Of the nearly 3,500 Medal of Honor recipients, Dr. Mary Edwards Walker is the only female recipient ever to have been awarded the honor, despite the fact that nearly 77% of female veterans have served during wartime. She is neither a Post-9/11 veteran nor a World War II veteran: She was the first female U.S. Army surgeon, a prisoner of war, and a suspected spy during the Civil War. Major Generals Sherman and Thomas both personally recommended her for the medal in 1865. President Andrew Johnson readily acquiesced. 

American women have been fighting and dying for the U.S. military, officially and unofficially, for just about as long as it has existed. During the Revolutionary War, women served unofficially as seamstresses, water-bearers, nurses, and cooks—and sometimes disguised themselves as men to do actual fighting on the frontlines. This they repeated during the Civil War, in addition to providing valuable service as spies. It wasn’t until 1901 that Congress established the Army Nurse Corps, allowing women a formal way to serve in the military. By WWII, more than 350,000 women were serving in uniform across a wide variety of capacities. Eighty-four of these would be held as prisoners of war; 543 would eventually die in the line of duty. The Women’s Armed Services Integration Act of 1948 granted women permanent status in the Air Force, Army, Marine Corps, and Navy, but it imposed a 2% cap on female enlistment that wasn’t lifted until 1967. And while legislation enacted in 1975 allowed women to enroll at U.S. military academies for the first time, it took until the 1980s for women to be granted official “veteran” status. 

Women could not hold official combat positions until December 3, 2015, when Defense Secretary Ashton Carter announced that the Pentagon would open the roughly 220,000 combat-designated jobs to women (to understand how elastic the term “combat” is used in this regard, here is a quick guide).
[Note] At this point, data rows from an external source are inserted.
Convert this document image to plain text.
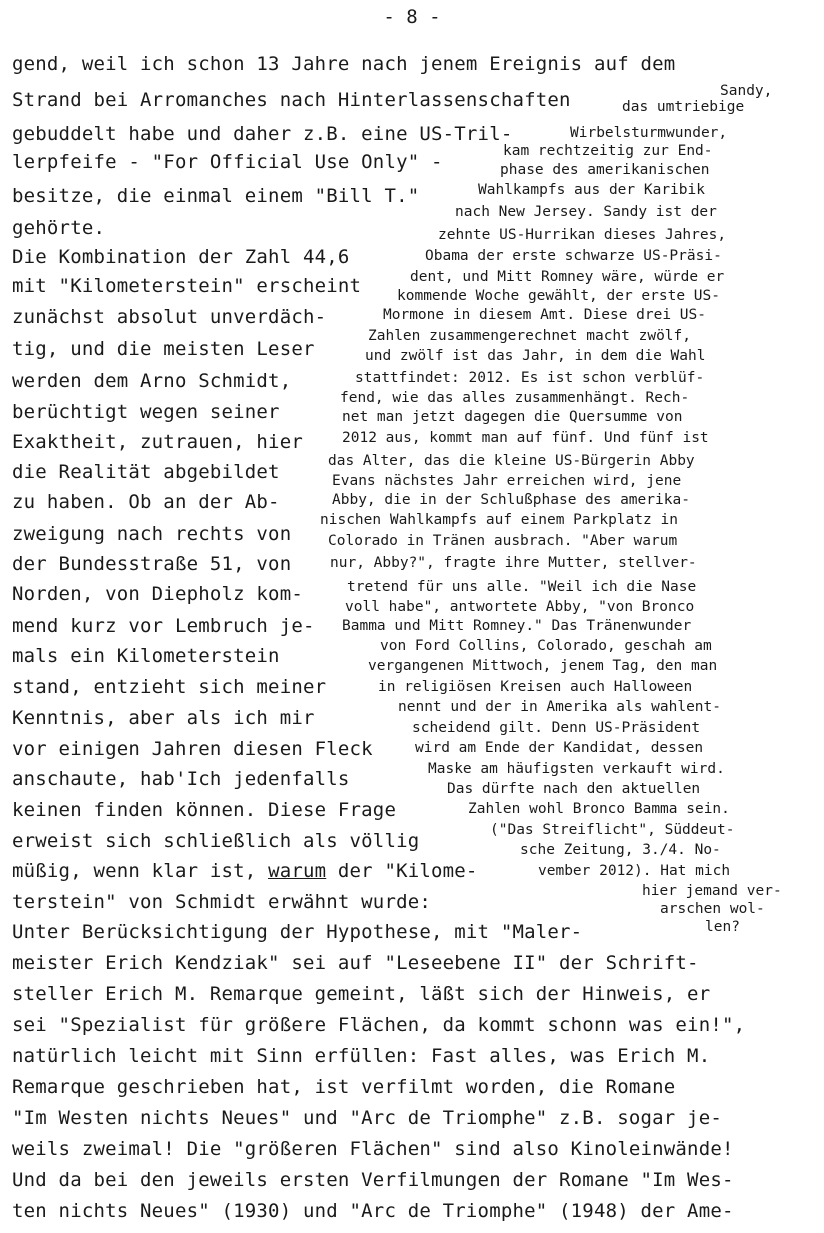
- 8 -
gend, weil ich schon 13 Jahre nach jenem Ereignis auf dem
Strand bei Arromanches nach Hinterlassenschaften
gebuddelt habe und daher z.B. eine US-Tril-
lerpfeife - "For Official Use Only" -
besitze, die einmal einem "Bill T."
gehörte.
Die Kombination der Zahl 44,6
mit "Kilometerstein" erscheint
zunächst absolut unverdäch-
tig, und die meisten Leser
werden dem Arno Schmidt,
berüchtigt wegen seiner
Exaktheit, zutrauen, hier
die Realität abgebildet
zu haben. Ob an der Ab-
zweigung nach rechts von
der Bundesstraße 51, von
Norden, von Diepholz kom-
mend kurz vor Lembruch je-
mals ein Kilometerstein
stand, entzieht sich meiner
Kenntnis, aber als ich mir
vor einigen Jahren diesen Fleck
anschaute, hab'Ich jedenfalls
keinen finden können. Diese Frage
erweist sich schließlich als völlig
müßig, wenn klar ist, warum der "Kilome-
terstein" von Schmidt erwähnt wurde:
Unter Berücksichtigung der Hypothese, mit "Maler-
meister Erich Kendziak" sei auf "Leseebene II" der Schrift-
steller Erich M. Remarque gemeint, läßt sich der Hinweis, er
sei "Spezialist für größere Flächen, da kommt schonn was ein!",
natürlich leicht mit Sinn erfüllen: Fast alles, was Erich M.
Remarque geschrieben hat, ist verfilmt worden, die Romane
"Im Westen nichts Neues" und "Arc de Triomphe" z.B. sogar je-
weils zweimal! Die "größeren Flächen" sind also Kinoleinwände!
Und da bei den jeweils ersten Verfilmungen der Romane "Im Wes-
ten nichts Neues" (1930) und "Arc de Triomphe" (1948) der Ame-
Sandy,
das umtriebige
Wirbelsturmwunder,
kam rechtzeitig zur End-
phase des amerikanischen
Wahlkampfs aus der Karibik
nach New Jersey. Sandy ist der
zehnte US-Hurrikan dieses Jahres,
Obama der erste schwarze US-Präsi-
dent, und Mitt Romney wäre, würde er
kommende Woche gewählt, der erste US-
Mormone in diesem Amt. Diese drei US-
Zahlen zusammengerechnet macht zwölf,
und zwölf ist das Jahr, in dem die Wahl
stattfindet: 2012. Es ist schon verblüf-
fend, wie das alles zusammenhängt. Rech-
net man jetzt dagegen die Quersumme von
2012 aus, kommt man auf fünf. Und fünf ist
das Alter, das die kleine US-Bürgerin Abby
Evans nächstes Jahr erreichen wird, jene
Abby, die in der Schlußphase des amerika-
nischen Wahlkampfs auf einem Parkplatz in
Colorado in Tränen ausbrach. "Aber warum
nur, Abby?", fragte ihre Mutter, stellver-
tretend für uns alle. "Weil ich die Nase
voll habe", antwortete Abby, "von Bronco
Bamma und Mitt Romney." Das Tränenwunder
von Ford Collins, Colorado, geschah am
vergangenen Mittwoch, jenem Tag, den man
in religiösen Kreisen auch Halloween
nennt und der in Amerika als wahlent-
scheidend gilt. Denn US-Präsident
wird am Ende der Kandidat, dessen
Maske am häufigsten verkauft wird.
Das dürfte nach den aktuellen
Zahlen wohl Bronco Bamma sein.
("Das Streiflicht", Süddeut-
sche Zeitung, 3./4. No-
vember 2012). Hat mich
hier jemand ver-
arschen wol-
len?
However, that does not mean that prior to that moment, women hadn’t found themselves serving under fire. 

Today, women veterans make up the fastest-growing segment of the veteran population, now amounting to about 10% of the total veteran population—though the Department of Veterans Affairs (VA) projects them to make up nearly 20% of that total in the next thirty years. Women make up around 20% of new recruits, 15% of the active duty military, and 18% of the guard and reserve forces, serving in every branch and holding numerous officer positions. Of the more than 280,000 women sent to Iraq and Afghanistan over the last twenty years, 44% of those enlisted and 13% of those who were officers deployed two or more times. As of 2020, 173 Post-9/11 women in uniform gave the ultimate sacrifice for their country. But research has found, despite an ongoing public debate about the role of women in combat, that women dying in combat in fact does not decrease public support for America’s wars. Nor does it necessarily increase their fellow male soldiers’ respect or estimation of female leadership potential. This does not hold true for women—women serving and dying for their country appears to increase women’s own estimation of their leadership potential, causing an “aspirational” effect. 
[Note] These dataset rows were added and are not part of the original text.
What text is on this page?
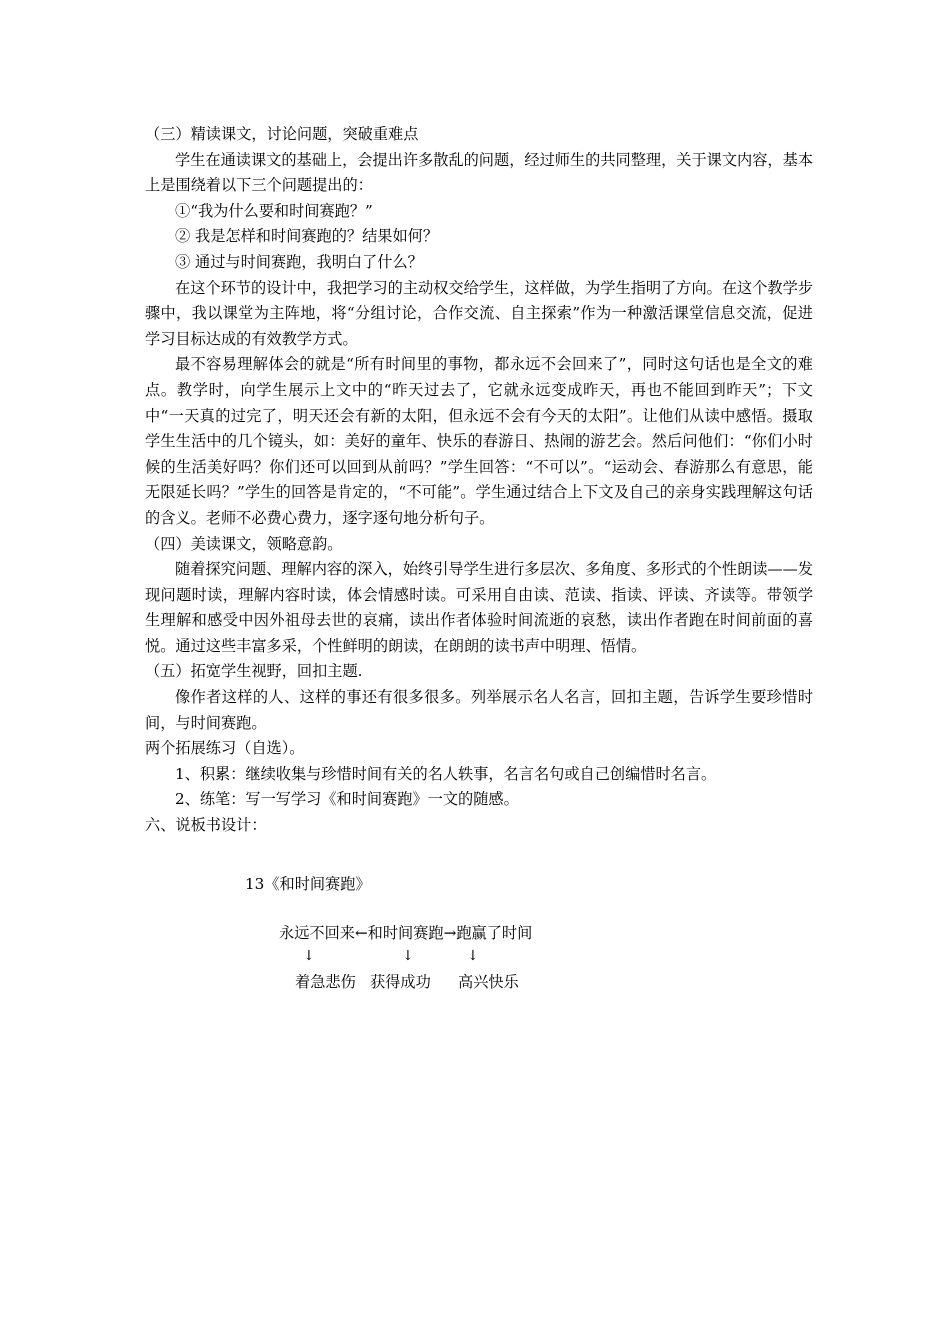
（三）精读课文，讨论问题，突破重难点

学生在通读课文的基础上，会提出许多散乱的问题，经过师生的共同整理，关于课文内容，基本上是围绕着以下三个问题提出的：

①“我为什么要和时间赛跑？”

② 我是怎样和时间赛跑的？结果如何？

③ 通过与时间赛跑，我明白了什么？

在这个环节的设计中，我把学习的主动权交给学生，这样做，为学生指明了方向。在这个教学步骤中，我以课堂为主阵地，将“分组讨论，合作交流、自主探索”作为一种激活课堂信息交流，促进学习目标达成的有效教学方式。

最不容易理解体会的就是“所有时间里的事物，都永远不会回来了”，同时这句话也是全文的难点。教学时，向学生展示上文中的“昨天过去了，它就永远变成昨天，再也不能回到昨天”；下文中“一天真的过完了，明天还会有新的太阳，但永远不会有今天的太阳”。让他们从读中感悟。摄取学生生活中的几个镜头，如：美好的童年、快乐的春游日、热闹的游艺会。然后问他们：“你们小时候的生活美好吗？你们还可以回到从前吗？”学生回答：“不可以”。“运动会、春游那么有意思，能无限延长吗？”学生的回答是肯定的，“不可能”。学生通过结合上下文及自己的亲身实践理解这句话的含义。老师不必费心费力，逐字逐句地分析句子。

（四）美读课文，领略意韵。

随着探究问题、理解内容的深入，始终引导学生进行多层次、多角度、多形式的个性朗读——发现问题时读，理解内容时读，体会情感时读。可采用自由读、范读、指读、评读、齐读等。带领学生理解和感受中因外祖母去世的哀痛，读出作者体验时间流逝的哀愁，读出作者跑在时间前面的喜悦。通过这些丰富多采，个性鲜明的朗读，在朗朗的读书声中明理、悟情。

（五）拓宽学生视野，回扣主题.

像作者这样的人、这样的事还有很多很多。列举展示名人名言，回扣主题，告诉学生要珍惜时间，与时间赛跑。

两个拓展练习（自选）。

1、积累：继续收集与珍惜时间有关的名人轶事，名言名句或自己创编惜时名言。

2、练笔：写一写学习《和时间赛跑》一文的随感。

六、说板书设计：

13《和时间赛跑》
永远不回来←和时间赛跑→跑赢了时间
↓	↓	↓
着急悲伤 获得成功 高兴快乐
But when these 3.8 million Post-9/11 women who’ve served in the military return to their civilian lives, they often struggle to be recognized as military veterans within the broader public. And they struggle with the VA health system, since that system was built with the male, non-childbearing soldier body in mind. Because for years these women had to wear body armor and other equipment designed for men, they also bear the physical effects on their necks, backs, and hips that are not easily corrected. Research by the Wounded Warrior Project (WWP) has found that female veterans experience military sexual trauma, anxiety, and depression at higher rates than male warriors and that the lack of privacy at many VA health and treatment centers exacerbates this and informs their decisions not to seek the care for which they are legally eligible. 

Since 2010, the VA has published updated guidelines for women’s health care, but it is an ongoing struggle for the agency. But that struggle is subsumed within the larger struggle of women veterans for recognition of their post-service needs, and it will only become more pressing as more women choose to join, and then exit, military service.